Migrant Rights Centre Ireland and the Irish Independent

By
Wednesday, 23rd March 2011
Filed under:

The Press Ombudsman has decided that the Irish Independent has made an offer of remedial action sufficient to resolve a complaint by the Migrant Rights Centre Ireland that three articles published in that newspaper on 12 October 2010 breached Principles 1 (Truth and Accuracy) and 2 (Distinguishing Fact and Comment) of the Code of Practice for Newspapers and Magazines.

The articles in question were a news article headlined “Thousands of workers imported as jobless rises”, an opinion article entitled “Labour has always flown towards work opportunities”, and an editorial entitled “Permission to Work.”

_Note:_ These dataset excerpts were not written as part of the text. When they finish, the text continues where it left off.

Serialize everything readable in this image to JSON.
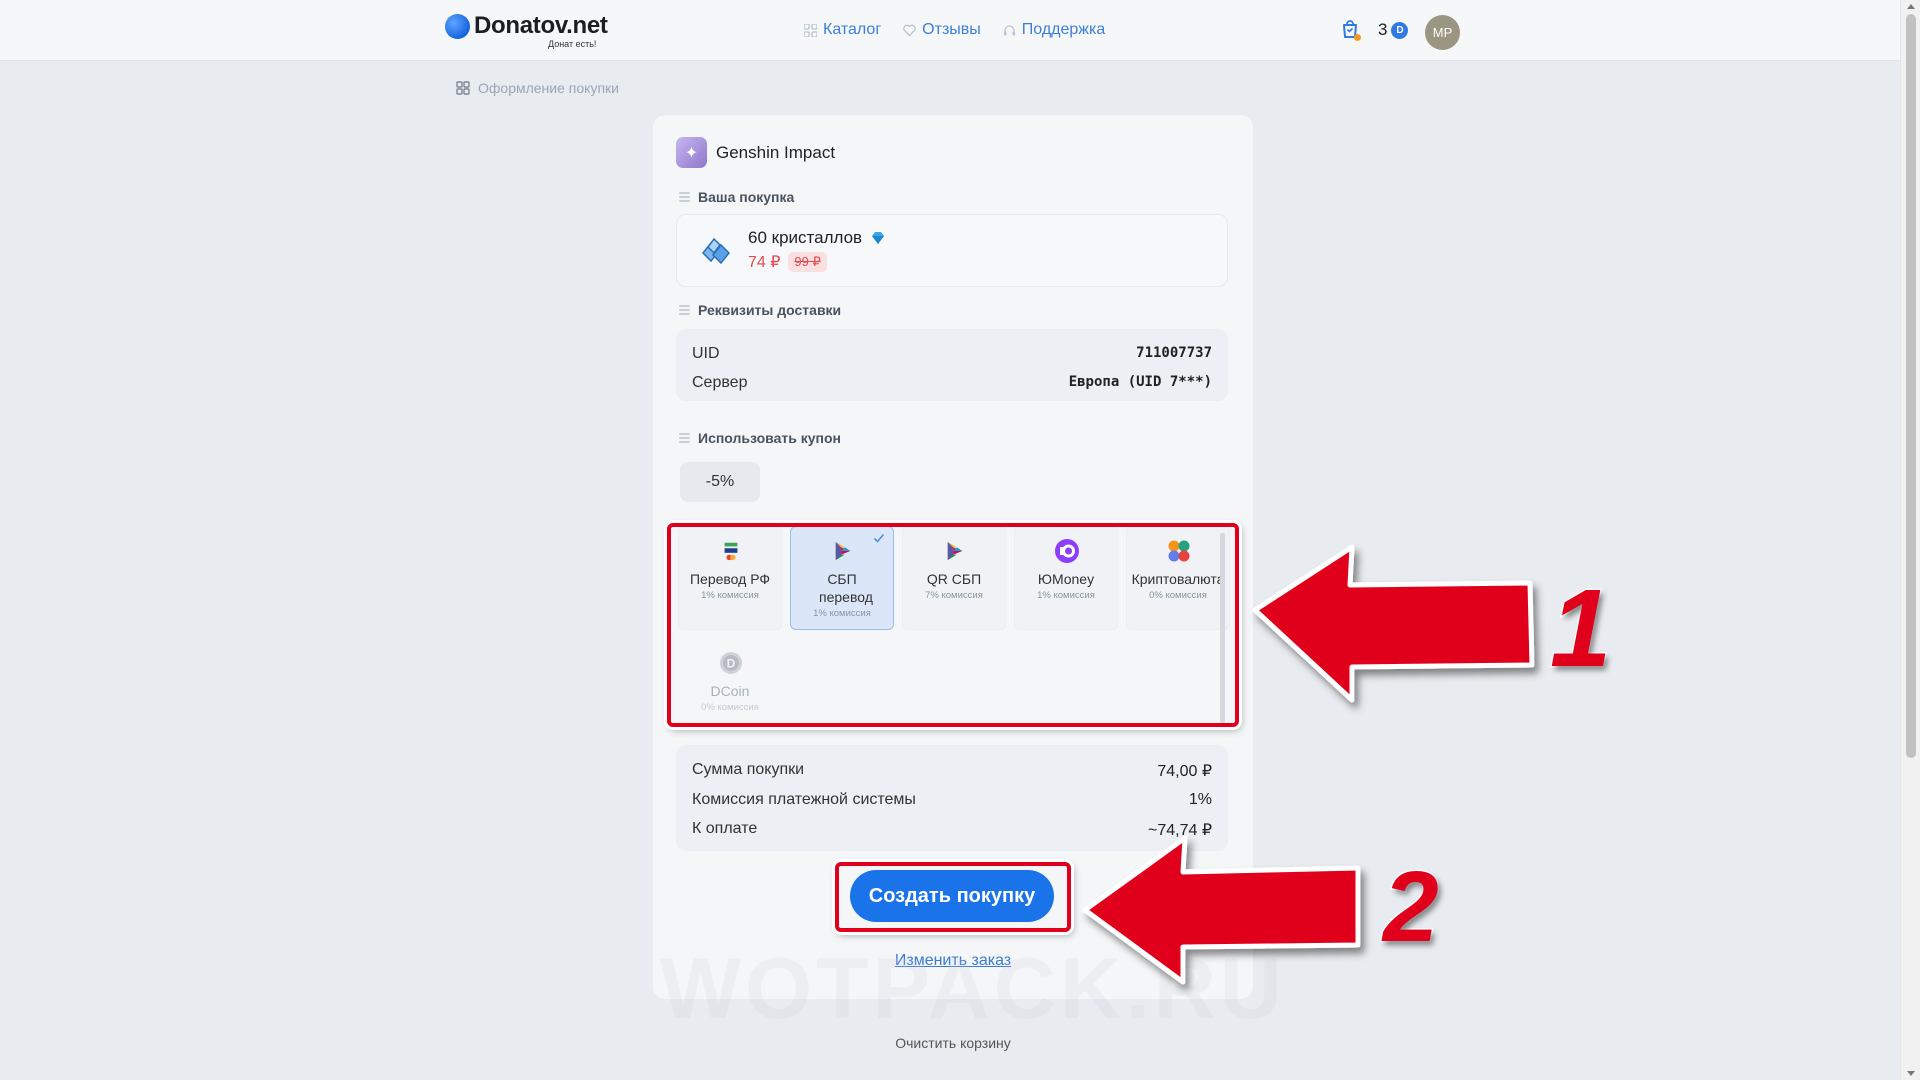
{
  "header": {
    "logo_text": "Donatov.net",
    "logo_tagline": "Донат есть!",
    "nav": [
      {
        "label": "Каталог",
        "icon": "grid-icon"
      },
      {
        "label": "Отзывы",
        "icon": "heart-icon"
      },
      {
        "label": "Поддержка",
        "icon": "headset-icon"
      }
    ],
    "balance": "3",
    "coin_symbol": "D",
    "avatar_initials": "MP"
  },
  "breadcrumb": {
    "current": "Оформление покупки"
  },
  "game": {
    "title": "Genshin Impact"
  },
  "purchase": {
    "section_label": "Ваша покупка",
    "product_name": "60 кристаллов",
    "price": "74 ₽",
    "old_price": "99 ₽"
  },
  "delivery": {
    "section_label": "Реквизиты доставки",
    "uid_label": "UID",
    "uid_value": "711007737",
    "server_label": "Сервер",
    "server_value": "Европа (UID 7***)"
  },
  "coupon": {
    "section_label": "Использовать купон",
    "value": "-5%"
  },
  "payment_methods": [
    {
      "name": "Перевод РФ",
      "fee": "1% комиссия",
      "icon": "bank-card-icon",
      "selected": false,
      "disabled": false
    },
    {
      "name": "СБП перевод",
      "fee": "1% комиссия",
      "icon": "sbp-icon",
      "selected": true,
      "disabled": false
    },
    {
      "name": "QR СБП",
      "fee": "7% комиссия",
      "icon": "sbp-qr-icon",
      "selected": false,
      "disabled": false
    },
    {
      "name": "ЮMoney",
      "fee": "1% комиссия",
      "icon": "yoomoney-icon",
      "selected": false,
      "disabled": false
    },
    {
      "name": "Криптовалюта",
      "fee": "0% комиссия",
      "icon": "crypto-icon",
      "selected": false,
      "disabled": false
    },
    {
      "name": "DCoin",
      "fee": "0% комиссия",
      "icon": "dcoin-icon",
      "selected": false,
      "disabled": true
    }
  ],
  "summary": {
    "sum_label": "Сумма покупки",
    "sum_value": "74,00 ₽",
    "fee_label": "Комиссия платежной системы",
    "fee_value": "1%",
    "total_label": "К оплате",
    "total_value": "~74,74 ₽"
  },
  "actions": {
    "create_label": "Создать покупку",
    "change_label": "Изменить заказ",
    "clear_label": "Очистить корзину"
  },
  "annotations": {
    "step1": "1",
    "step2": "2",
    "color": "#e0001b"
  },
  "watermark": "WOTPACK.RU",
  "colors": {
    "accent": "#1a73e8",
    "price": "#e5484d",
    "background": "#e8ebef"
  }
}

The Migrant Rights Centre Ireland complained that the articles were significantly inaccurate and misleading because they had neglected to mention that renewals of work permits represented the majority of work permits issued to non-EU nationals, and had failed to make a number of other distinctions and qualifications it considered were important. In response, the newspaper accepted that the complainant had made a number of salient points, and offered to publish his criticism of the articles as a letter to the editor. This offer was rejected by the complainant, who maintained that a correction and a published right of reply was required.

The subject matter of the three articles involved five separate categories of employment permits and complex employment legislation. The headlines to the news and comment articles involved were technically accurate, in that more than 2,000 of the 6,500 work permits issued in the period in question were first-time permits. The articles concerned, however, did not clarify the fact that slightly more than 4,000 of these permits were issued, or re-issued, without a Labour Market Test, to people who were already working in this country prior to 2010; nor did it explain an apparent discrepancy in the figures quoted, which raised a doubt about the analysis included in the article. This omission and discrepancy, and some of the terminology used in the news report in particular, may have misled some readers. However, this possibility was not so great that, in the opinion of the Press Ombudsman, it could not have been satisfactorily resolved by the newspaper’s offer to publish prominently a substantial letter from the organisation in its ‘Letters to the Editor’ page.

On the balance of the evidence, therefore, the newspaper concerned was not unreasonable in proposing this as an alternative resolution of the complaints under the Principles of the Code cited rather than acceding to the complainant’s request for a formal correction and a lengthy right of reply article.